Manatee County School District employees’ W-2 tax forms may have been compromised as a result of a cyberattack, the district announced to its employees Friday evening.
School district officials learned of the breach late Friday afternoon, Superintendent Diana Greene told employees in an email.
“As a result of this attack, employee W-2’s have allegedly been compromised,” Greene said in the email.
The IRS and FBI had already been contacted when the email went out, and Greene said the district was providing the federal agencies information for their investigation into the attack and in an effort to stop the misuse of any data from the annual earnings statements that may have been compromised.

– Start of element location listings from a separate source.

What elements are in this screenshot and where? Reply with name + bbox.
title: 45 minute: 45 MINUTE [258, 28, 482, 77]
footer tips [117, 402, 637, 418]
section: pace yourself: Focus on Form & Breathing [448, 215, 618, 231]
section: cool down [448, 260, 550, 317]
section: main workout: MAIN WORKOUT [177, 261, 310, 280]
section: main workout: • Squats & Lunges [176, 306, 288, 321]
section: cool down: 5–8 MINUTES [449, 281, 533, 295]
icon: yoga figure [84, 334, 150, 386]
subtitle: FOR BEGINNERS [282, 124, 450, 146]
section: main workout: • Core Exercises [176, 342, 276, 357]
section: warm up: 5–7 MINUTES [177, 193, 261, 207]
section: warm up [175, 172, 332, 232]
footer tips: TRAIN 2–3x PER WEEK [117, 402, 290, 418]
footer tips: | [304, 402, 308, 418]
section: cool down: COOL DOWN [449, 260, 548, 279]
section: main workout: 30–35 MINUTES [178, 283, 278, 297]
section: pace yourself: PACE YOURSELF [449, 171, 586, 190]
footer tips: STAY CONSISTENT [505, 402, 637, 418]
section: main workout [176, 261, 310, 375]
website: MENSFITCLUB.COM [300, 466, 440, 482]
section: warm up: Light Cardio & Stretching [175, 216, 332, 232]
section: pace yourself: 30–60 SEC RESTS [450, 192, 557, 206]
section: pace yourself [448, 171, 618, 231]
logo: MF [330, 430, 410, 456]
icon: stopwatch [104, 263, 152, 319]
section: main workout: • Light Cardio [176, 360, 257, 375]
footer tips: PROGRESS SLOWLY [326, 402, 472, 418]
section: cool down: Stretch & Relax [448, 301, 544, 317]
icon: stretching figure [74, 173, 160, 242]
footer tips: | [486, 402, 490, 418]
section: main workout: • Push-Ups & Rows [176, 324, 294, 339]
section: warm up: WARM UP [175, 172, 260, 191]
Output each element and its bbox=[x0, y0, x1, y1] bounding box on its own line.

The school district’s insurance agency was contacted immediately to confirm that all employees are covered by AllClear ID, an identity protection service, but the district is still awaiting a response, according to Greene’s email.
Greene told the Bradenton Herald Saturday that the district will be ensuring that all employees are covered by AllClear ID for the next year for their protection.

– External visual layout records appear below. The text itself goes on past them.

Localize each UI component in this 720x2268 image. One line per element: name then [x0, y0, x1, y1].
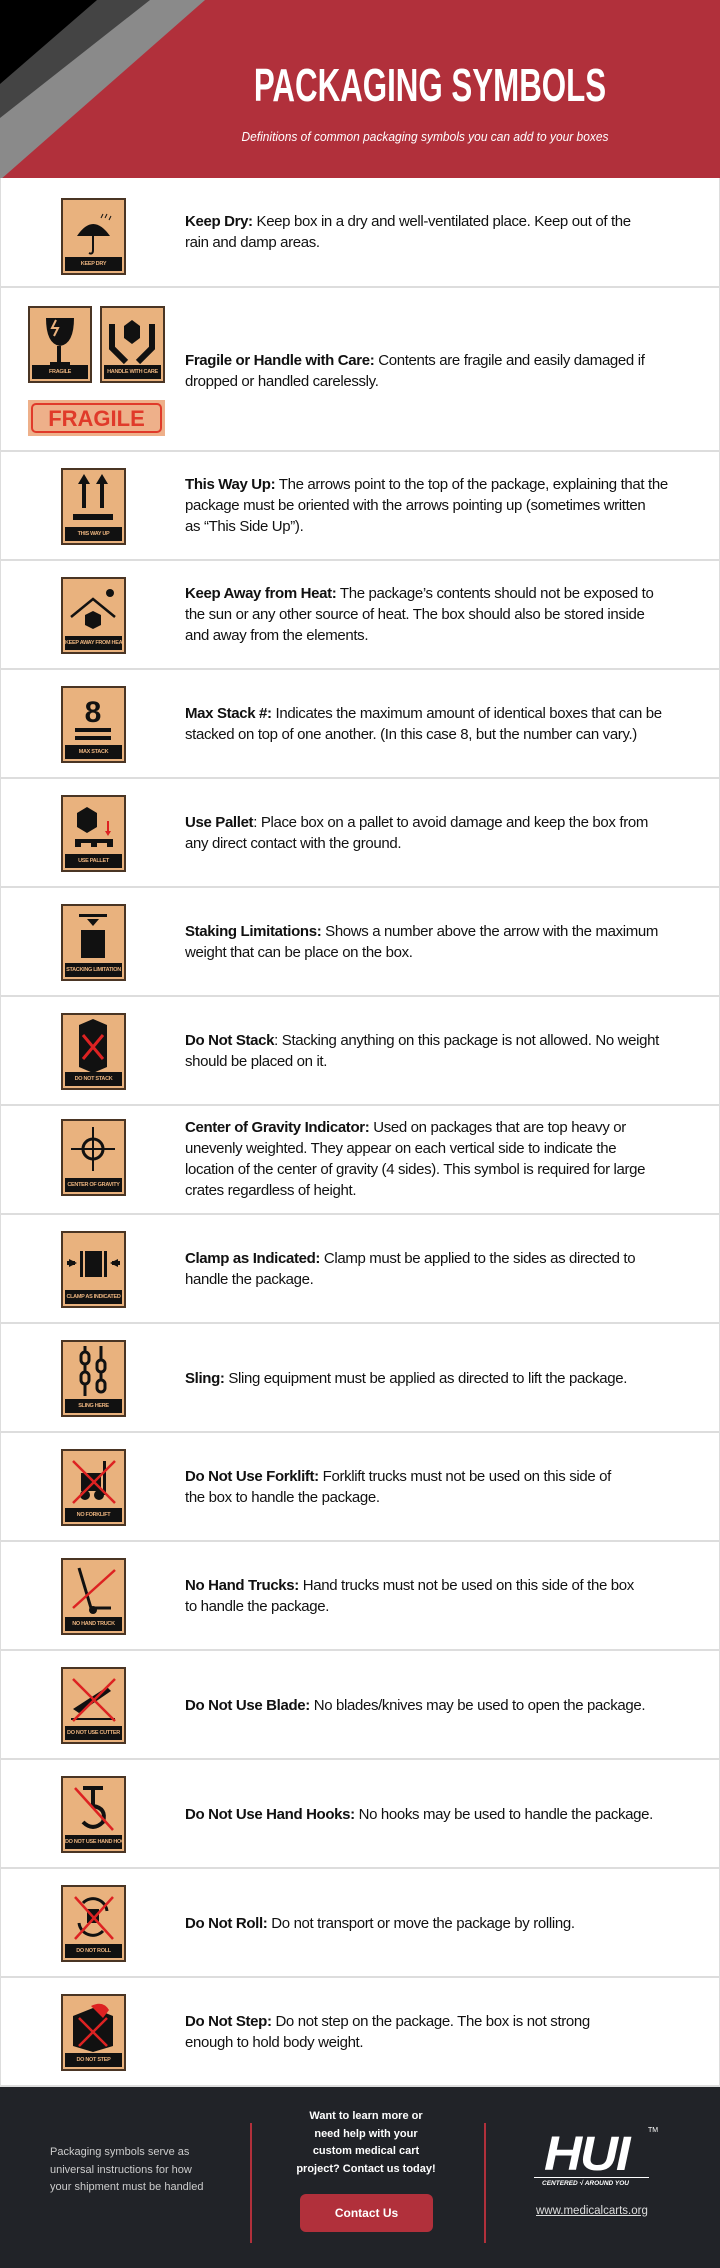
icon: do not stack: DO NOT STACK	[75, 1076, 112, 1082]
text: clamp	[185, 1250, 635, 1288]
text: sling: Sling: Sling equipment must be applied as directed to lift the package.	[185, 1370, 627, 1387]
text: hand trucks: No Hand Trucks: Hand trucks must not be used on this side of the box	[185, 1577, 634, 1594]
icon: do not step	[61, 1994, 126, 2071]
row: step	[0, 1978, 720, 2087]
logo: HUI: CENTERED √ AROUND YOU	[542, 2180, 629, 2187]
text: heat	[185, 585, 654, 644]
text: staking: Staking Limitations: Shows a number above the arrow with the maximum	[185, 923, 658, 940]
text: this way up: package must be oriented with the arrows pointing up (sometimes written	[185, 497, 645, 514]
text: keep dry	[185, 213, 631, 251]
text: forklift: Do Not Use Forklift: Forklift trucks must not be used on this side of	[185, 1468, 611, 1485]
button: contact us	[300, 2194, 433, 2232]
text: center of gravity: Center of Gravity Indicator: Used on packages that are top heavy or	[185, 1119, 626, 1136]
icon: keep dry: KEEP DRY	[81, 261, 106, 267]
row: hooks	[0, 1760, 720, 1869]
icon: do not stack	[61, 1013, 126, 1090]
text: blade: Do Not Use Blade: No blades/knives may be used to open the package.	[185, 1697, 645, 1714]
row: use pallet	[0, 779, 720, 888]
icons: fragile	[28, 306, 165, 436]
text: keep dry: Keep Dry: Keep box in a dry and well-ventilated place. Keep out of the	[185, 213, 631, 230]
row: do not stack	[0, 997, 720, 1106]
footer cta text: Want to learn more or	[309, 2110, 423, 2122]
text: center of gravity: crates regardless of height.	[185, 1182, 356, 1199]
row: max stack	[0, 670, 720, 779]
icon: max stack: MAX STACK	[79, 749, 108, 755]
row: blade	[0, 1651, 720, 1760]
text: use pallet: Use Pallet: Place box on a pallet to avoid damage and keep the box from	[185, 814, 648, 831]
icon: stacking limitation: STACKING LIMITATION	[66, 967, 121, 973]
text: use pallet	[185, 814, 648, 852]
header	[0, 0, 720, 178]
text: step	[185, 2013, 590, 2051]
text: heat: and away from the elements.	[185, 627, 368, 644]
text: clamp: Clamp as Indicated: Clamp must be applied to the sides as directed to	[185, 1250, 635, 1267]
text: heat: Keep Away from Heat: The package’s contents should not be exposed to	[185, 585, 653, 602]
row: roll	[0, 1869, 720, 1978]
text: center of gravity: unevenly weighted. They appear on each vertical side to indicate the	[185, 1140, 616, 1157]
row: staking limitations	[0, 888, 720, 997]
text: staking: weight that can be place on the box.	[185, 944, 413, 961]
icon: do not use cutter	[61, 1667, 126, 1744]
icon: do not roll	[61, 1885, 126, 1962]
text: do not stack	[185, 1032, 660, 1070]
footer cta text: need help with your	[314, 2128, 418, 2140]
row: keep dry	[0, 178, 720, 288]
icon: use pallet	[61, 795, 126, 872]
row: fragile	[0, 288, 720, 452]
icon: keep away from heat	[61, 577, 126, 654]
text: max stack: stacked on top of one another. (In this case 8, but the number can vary.)	[185, 726, 637, 743]
text: this way up	[185, 476, 668, 535]
footer cta text: custom medical cart	[313, 2145, 419, 2157]
row: forklift	[0, 1433, 720, 1542]
text: center of gravity: location of the center of gravity (4 sides). This symbol is required for large	[185, 1161, 645, 1178]
row: center of gravity	[0, 1106, 720, 1215]
logo: HUI: HUI	[544, 2128, 628, 2181]
text: heat: the sun or any other source of heat. The box should also be stored inside	[185, 606, 644, 623]
icon: use pallet: USE PALLET	[78, 858, 109, 864]
icons: fragile: FRAGILE	[48, 406, 145, 431]
icon: max stack	[61, 686, 126, 763]
row: this way up	[0, 452, 720, 561]
icon: do not use cutter: DO NOT USE CUTTER	[67, 1730, 120, 1736]
text: use pallet: any direct contact with the ground.	[185, 835, 401, 852]
text: fragile	[185, 352, 645, 390]
icon: clamp	[61, 1231, 126, 1308]
icon: sling	[61, 1340, 126, 1417]
text: max stack: Max Stack #: Indicates the maximum amount of identical boxes that can be	[185, 705, 662, 722]
icon: no hand truck	[61, 1558, 126, 1635]
footer text: left: Packaging symbols serve as	[50, 2146, 189, 2158]
icons: fragile: HANDLE WITH CARE	[107, 369, 158, 375]
text: do not stack: should be placed on it.	[185, 1053, 327, 1070]
divider right	[484, 2123, 486, 2243]
icon: no hand truck: NO HAND TRUCK	[72, 1621, 115, 1627]
icon: this way up: THIS WAY UP	[78, 531, 109, 537]
text: roll: Do Not Roll: Do not transport or move the package by rolling.	[185, 1915, 575, 1932]
icon: do not roll: DO NOT ROLL	[76, 1948, 111, 1954]
text: step: enough to hold body weight.	[185, 2034, 363, 2051]
row: clamp	[0, 1215, 720, 1324]
text: step: Do Not Step: Do not step on the package. The box is not strong	[185, 2013, 590, 2030]
text: fragile: dropped or handled carelessly.	[185, 373, 379, 390]
text: hand trucks: to handle the package.	[185, 1598, 329, 1615]
text: this way up: as “This Side Up”).	[185, 518, 303, 535]
title: PACKAGING SYMBOLS	[254, 59, 606, 111]
text: forklift	[185, 1468, 612, 1506]
footer text: left: universal instructions for how	[50, 2164, 192, 2176]
link: website: www.medicalcarts.org	[536, 2205, 648, 2217]
subtitle: Definitions of common packaging symbols you can add to your boxes	[242, 129, 608, 144]
footer cta text: project? Contact us today!	[296, 2162, 436, 2174]
text: fragile: Fragile or Handle with Care: Contents are fragile and easily damaged if	[185, 352, 645, 369]
row: heat	[0, 561, 720, 670]
icon: no forklift	[61, 1449, 126, 1526]
text: clamp: handle the package.	[185, 1271, 313, 1288]
icon: keep dry	[61, 198, 126, 275]
footer cta text	[296, 2110, 436, 2174]
footer text: left: your shipment must be handled	[50, 2181, 203, 2193]
text: forklift: the box to handle the package.	[185, 1489, 380, 1506]
icon: do not step: DO NOT STEP	[76, 2057, 110, 2063]
text: center of gravity	[185, 1119, 645, 1199]
icons: fragile: FRAGILE	[49, 369, 71, 375]
icon: no forklift: NO FORKLIFT	[77, 1512, 110, 1518]
icon: this way up	[61, 468, 126, 545]
footer: TM	[648, 2127, 658, 2134]
icon: no hand hooks	[61, 1776, 126, 1853]
logo: HUI	[534, 2127, 658, 2187]
text: do not stack: Do Not Stack: Stacking anything on this package is not allowed. No weight	[185, 1032, 659, 1049]
icon: max stack: 8	[85, 696, 101, 729]
text: this way up: This Way Up: The arrows point to the top of the package, explaining that the	[185, 476, 668, 493]
text: hand trucks	[185, 1577, 634, 1615]
icon: stacking limitation	[61, 904, 126, 981]
footer text: left	[50, 2146, 203, 2193]
row: sling	[0, 1324, 720, 1433]
footer	[0, 2087, 720, 2268]
row: hand trucks	[0, 1542, 720, 1651]
icon: center of gravity	[61, 1119, 126, 1196]
text: hooks: Do Not Use Hand Hooks: No hooks may be used to handle the package.	[185, 1806, 653, 1823]
icon: clamp: CLAMP AS INDICATED	[66, 1294, 121, 1300]
text: max stack	[185, 705, 662, 743]
icon: center of gravity: CENTER OF GRAVITY	[67, 1182, 120, 1188]
text: staking	[185, 923, 658, 961]
icon: sling: SLING HERE	[78, 1403, 109, 1409]
button: contact us: Contact Us	[335, 2206, 398, 2220]
text: keep dry: rain and damp areas.	[185, 234, 320, 251]
divider left	[250, 2123, 252, 2243]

“We will be giving more information to our employees beginning Monday,” Greene said.
Employees will be updated on their coverage, which will include credit monitoring, and they will be provided a hotline to call the support center for additional information, she added.
“Our number one goal was to contact the IRS and the FBI as well as contact our insurance company,” Green said.

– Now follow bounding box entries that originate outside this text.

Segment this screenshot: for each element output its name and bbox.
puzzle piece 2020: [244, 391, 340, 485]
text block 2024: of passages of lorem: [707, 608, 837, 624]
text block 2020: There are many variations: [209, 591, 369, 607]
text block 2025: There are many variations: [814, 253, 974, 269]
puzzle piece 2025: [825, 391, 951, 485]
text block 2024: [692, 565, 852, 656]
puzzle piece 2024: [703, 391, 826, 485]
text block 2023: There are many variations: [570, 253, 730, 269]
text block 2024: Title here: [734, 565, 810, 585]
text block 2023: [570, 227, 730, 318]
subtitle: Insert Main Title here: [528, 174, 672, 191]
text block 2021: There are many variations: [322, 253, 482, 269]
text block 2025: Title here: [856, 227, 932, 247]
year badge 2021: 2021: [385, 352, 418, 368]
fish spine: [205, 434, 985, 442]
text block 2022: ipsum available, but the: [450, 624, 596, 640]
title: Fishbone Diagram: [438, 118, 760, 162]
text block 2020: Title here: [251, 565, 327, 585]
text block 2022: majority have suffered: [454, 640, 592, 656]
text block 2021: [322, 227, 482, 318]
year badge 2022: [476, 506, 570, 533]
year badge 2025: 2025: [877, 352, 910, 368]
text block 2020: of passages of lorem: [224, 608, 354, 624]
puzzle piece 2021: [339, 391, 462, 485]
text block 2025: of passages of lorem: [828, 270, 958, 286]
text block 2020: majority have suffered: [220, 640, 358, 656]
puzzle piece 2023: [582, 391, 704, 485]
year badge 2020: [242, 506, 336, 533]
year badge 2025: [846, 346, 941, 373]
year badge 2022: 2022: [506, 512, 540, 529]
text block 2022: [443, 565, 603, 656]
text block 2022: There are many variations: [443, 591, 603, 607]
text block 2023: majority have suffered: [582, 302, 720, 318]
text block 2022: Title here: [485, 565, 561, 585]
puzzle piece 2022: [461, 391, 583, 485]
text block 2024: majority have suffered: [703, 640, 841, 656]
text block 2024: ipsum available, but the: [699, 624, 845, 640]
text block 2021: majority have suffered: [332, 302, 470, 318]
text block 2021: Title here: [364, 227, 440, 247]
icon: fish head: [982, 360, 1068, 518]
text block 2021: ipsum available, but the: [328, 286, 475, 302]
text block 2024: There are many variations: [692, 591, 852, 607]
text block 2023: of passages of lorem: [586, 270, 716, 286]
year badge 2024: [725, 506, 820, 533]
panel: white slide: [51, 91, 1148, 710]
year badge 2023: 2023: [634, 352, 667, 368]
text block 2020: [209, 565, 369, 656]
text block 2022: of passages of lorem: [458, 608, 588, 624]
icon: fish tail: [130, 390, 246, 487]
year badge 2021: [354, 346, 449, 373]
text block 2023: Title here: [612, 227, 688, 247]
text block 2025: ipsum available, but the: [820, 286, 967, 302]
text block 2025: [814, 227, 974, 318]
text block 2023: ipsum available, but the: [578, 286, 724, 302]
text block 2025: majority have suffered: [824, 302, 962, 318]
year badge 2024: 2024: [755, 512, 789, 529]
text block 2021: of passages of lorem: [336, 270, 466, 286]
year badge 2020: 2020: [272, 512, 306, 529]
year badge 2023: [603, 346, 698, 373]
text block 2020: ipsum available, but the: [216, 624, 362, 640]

Starting on Monday, a full investigation in the attack will begin, she said. And while they do not know for sure whether employees’ information was compromised, none of the students’ information was breached, she added.
The IRS issued an urgent alert Thursday to the public regarding an ongoing cyberattack, calling it a W-2 email phishing scam that had first hit corporations, but victims now include school districts, tribal organizations and nonprofits.
“This is one of the most dangerous email phishing scams we’ve seen in a long time. It can result in the large-scale theft of sensitive data that criminals can use to commit various crimes, including filing fraudulent tax returns. We need everyone’s help to turn the tide against this scheme,” IRS Commissioner John Koskinen said in a news release.
When the theft of data is immediately reported, the IRS said, the agency can take steps to help protect employees from tax-related identity theft that could follow.
According to the IRS, the scam works when the “cybercriminals use various spoofing techniques to disguise an email to make it appear as if it is from an organization executive. The email is sent to an employee in the payroll or human resources departments, requesting a list of all employees and their Forms W-2. This scam is sometimes referred to as business email compromise or business email spoofing.”
The scam, which first appeared last year, has reappeared earlier this tax season and to a broader cross-section of organizations, according to the IRS.
“It is important for you to know that we are still gathering facts as to what occurred and how we can best respond,” Greene said in her email to district employees. “Although we don't have all of the facts at our disposal at this time, we wanted to notify you as soon as possible so that you could closely monitor your personal information for any unauthorized activity.”